Bayanların Piknik Sevgisini Anlamak Zor
Bizlerin asla vazgeçemeyeceği bazı genetik zevkleri vardır. Bunların en önemlilerinden biri de “piknik”tir.
Her ne kadar hafta sonu iki günden müteşekkil olsa da, piknik günü pazar günüdür. Geleneksel piknik telaşı pazar sabahı saat 10.00 civarında başlar.
Piknik malzemeleri ile tıka basa dolu bir arabada, kafa dengi birkaç komşu ile birlikte şehrin dışına doğru yola çıkılır.
En çok konuşlanılan yerler su kenarlarıdır. Çünkü mahir insanımız işini bilir vesselam.

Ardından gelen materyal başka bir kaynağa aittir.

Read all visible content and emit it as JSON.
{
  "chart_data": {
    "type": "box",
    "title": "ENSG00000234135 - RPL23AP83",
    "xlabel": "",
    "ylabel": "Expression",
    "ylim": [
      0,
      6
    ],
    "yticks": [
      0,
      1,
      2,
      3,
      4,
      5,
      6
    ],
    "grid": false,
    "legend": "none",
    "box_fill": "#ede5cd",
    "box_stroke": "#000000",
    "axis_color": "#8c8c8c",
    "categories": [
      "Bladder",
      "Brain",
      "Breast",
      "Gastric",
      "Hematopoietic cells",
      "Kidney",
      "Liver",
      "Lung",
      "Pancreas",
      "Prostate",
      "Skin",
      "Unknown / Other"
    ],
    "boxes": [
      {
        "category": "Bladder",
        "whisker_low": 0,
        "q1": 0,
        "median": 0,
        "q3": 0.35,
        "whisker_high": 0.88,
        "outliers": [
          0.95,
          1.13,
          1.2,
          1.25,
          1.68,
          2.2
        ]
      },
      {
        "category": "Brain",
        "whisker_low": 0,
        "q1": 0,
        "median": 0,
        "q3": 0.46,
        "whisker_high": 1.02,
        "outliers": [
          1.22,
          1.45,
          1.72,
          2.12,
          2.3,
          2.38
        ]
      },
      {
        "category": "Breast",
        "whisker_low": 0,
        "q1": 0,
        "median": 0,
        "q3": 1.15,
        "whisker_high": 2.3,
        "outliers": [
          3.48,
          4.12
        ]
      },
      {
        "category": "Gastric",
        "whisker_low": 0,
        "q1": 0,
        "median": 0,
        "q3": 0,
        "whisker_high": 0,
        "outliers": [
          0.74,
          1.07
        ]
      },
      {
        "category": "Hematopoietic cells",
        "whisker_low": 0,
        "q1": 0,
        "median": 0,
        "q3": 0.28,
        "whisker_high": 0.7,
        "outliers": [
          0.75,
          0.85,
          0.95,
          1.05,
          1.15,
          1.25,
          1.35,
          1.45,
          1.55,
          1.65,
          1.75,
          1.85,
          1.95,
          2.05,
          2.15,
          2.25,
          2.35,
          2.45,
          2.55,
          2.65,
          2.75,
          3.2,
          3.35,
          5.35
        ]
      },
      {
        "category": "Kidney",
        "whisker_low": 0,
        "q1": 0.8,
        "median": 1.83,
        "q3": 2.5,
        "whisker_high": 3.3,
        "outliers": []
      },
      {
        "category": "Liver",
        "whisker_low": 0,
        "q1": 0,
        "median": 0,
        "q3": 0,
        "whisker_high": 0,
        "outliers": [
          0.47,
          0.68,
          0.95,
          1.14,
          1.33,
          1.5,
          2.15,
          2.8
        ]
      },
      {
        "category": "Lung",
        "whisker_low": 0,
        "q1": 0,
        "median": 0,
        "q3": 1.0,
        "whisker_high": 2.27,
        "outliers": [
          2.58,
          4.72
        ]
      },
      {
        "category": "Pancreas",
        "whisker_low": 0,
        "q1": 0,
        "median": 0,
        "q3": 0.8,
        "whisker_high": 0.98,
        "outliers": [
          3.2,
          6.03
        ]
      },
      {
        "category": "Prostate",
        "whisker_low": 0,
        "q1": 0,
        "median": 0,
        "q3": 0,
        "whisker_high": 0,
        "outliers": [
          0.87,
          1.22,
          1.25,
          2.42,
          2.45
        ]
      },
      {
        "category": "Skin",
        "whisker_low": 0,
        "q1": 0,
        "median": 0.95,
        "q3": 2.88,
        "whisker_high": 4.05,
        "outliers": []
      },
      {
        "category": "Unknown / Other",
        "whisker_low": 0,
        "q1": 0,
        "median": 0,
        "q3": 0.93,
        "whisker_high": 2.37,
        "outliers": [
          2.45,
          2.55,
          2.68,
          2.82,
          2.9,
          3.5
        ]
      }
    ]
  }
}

Medeniyetler de zaten hep su kenarında kurulmamış mıdır?
Şöyle ağaçların gölgesi altında, su kenarında, düzlük bir yer bulununca hemen durulur ve arabadan inilir, piknik alanına yerleşme çalışmaları başlar. Yere, yüzölçümü bütün piknik ahalisini alabilecek kadar büyük olan bir kilim serilerek mekân sabitleştirilir. Sonra kadınlar her zamanki görevleri olan yemek hazırlama aktivitelerine başlarlar.
Aslında bayanların pikniğe severek gitmelerini hala anlayabilmiş değilim. Çünkü evlerinde hiç olmazsa su ya da alet edevat açısından zengin bir mutfakları varken onlar salata malzemelerini birinin bidondan su döküp diğerinin bu suda onları yıkamaya çalışması gibi bu iptidai ortamı gönüllü kabul eder ve her zorluğa canla başla katlanarak pikniğin gereklerini yerine getirirler.
Hanımlar bu işlerle iştigal ededursun, erkekler de karpuzu akan suyun içinde göz kestirdikleri bir yere gömü yaparlar. Bu hareket bir klasiktir. Akan suya sabitlenen karpuz doğal yollarla soğuyup buz gibi olacak ve keyifle yenilecektir. Sonrasında mangal yanar ve etrafı pişmekte olan etin kokusu sarmaya başlar…
Yemek faslının sona ermesiyle erkekler bir köşede oyun oynamaya başlarlar. Bu sırada yine kahraman ülkem kadını dağın taşın ortasında sağı solu toplayıp musluksuz bir ortamda, çıkan onca bulaşığı yıkar, kap kacakları dönüş için tekrardan istifler. Bir yandan da, sık sık “Ne iyi ettik de geldik değil mi?” gibi mevcut ahval ve şeraitten memnun olduğunu gösteren çilekeş laflar eder. İşler bittikten sonra tam dantelleri alıp oturayım derken eve dönüş zamanı gelip çatar.
Tipik piknik dönüşü görüntüsü ise şöyledir: Top oynamaktan yara bere ve kir içinde kalmış çocuk takımı, oyunda yenildiği için morali bozuk bir koca, tüm gün boyunca dinlenemeden çalışmış bir anne! Hepsinin ortak kaderi ise bilumum börtü böcek tarafından ısırılmak suretiyle sürekli kaşınıyor olmaları!